My New Mother Terror and A Seattle In-home Newborn Session
memories from those first weeks
The light is always on.
Rolling over, I push my cheek to your open mouth. I wait to feel your breath.
When that gentle exhale of milky air reaches my face
I savor a moment of relief.
The moment is a mere firefly of hope. It sparks and alights the night, it fades just as quickly.
Don’t fall asleep while you are holding the baby. Don’t fall asleep while feeding the baby. Don’t fall asleep while vigilantly and obsessively reliving each moment of the baby’s bath and that mouthful of bathwater.

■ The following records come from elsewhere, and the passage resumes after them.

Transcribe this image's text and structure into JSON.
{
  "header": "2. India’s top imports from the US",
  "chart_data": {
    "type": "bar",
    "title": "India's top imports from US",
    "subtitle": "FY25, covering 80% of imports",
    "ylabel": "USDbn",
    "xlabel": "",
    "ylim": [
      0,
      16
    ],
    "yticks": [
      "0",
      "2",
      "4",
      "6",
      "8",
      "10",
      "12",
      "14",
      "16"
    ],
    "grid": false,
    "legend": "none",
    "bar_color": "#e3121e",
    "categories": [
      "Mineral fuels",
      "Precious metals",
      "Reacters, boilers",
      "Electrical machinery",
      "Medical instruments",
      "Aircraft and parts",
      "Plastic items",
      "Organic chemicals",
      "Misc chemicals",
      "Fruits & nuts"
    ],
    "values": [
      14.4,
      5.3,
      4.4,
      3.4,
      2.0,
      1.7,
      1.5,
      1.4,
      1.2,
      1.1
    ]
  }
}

Don’t ever fall asleep again and leave this being vulnerable and exposed. Keep the light on.
This fear is at once unsustainable and impossible to quit.
I will rest my palm on your chest to feel it rise thousands of times. I will
toss and turn thinking of our decaying earth and our careless ways.
I will envision billions of invisible organisms always breeding and creeping and threatening to destroy
the delicate shield I have been forging
Since the first prenatal vitamin I swallowed.
Rolling, coughing, cars, strangers, sharp edges, marbles, coins, a grape.
Death a possibility in the most mundane.
Death imagined in the most extreme.
And so, the light stays on.
These black and white newborn photos are from a recent session of mine. Jordie seemed incredibly confident, wrapping up the first week of raising three daughters! I loved this family and their home. Thanks, Jordan!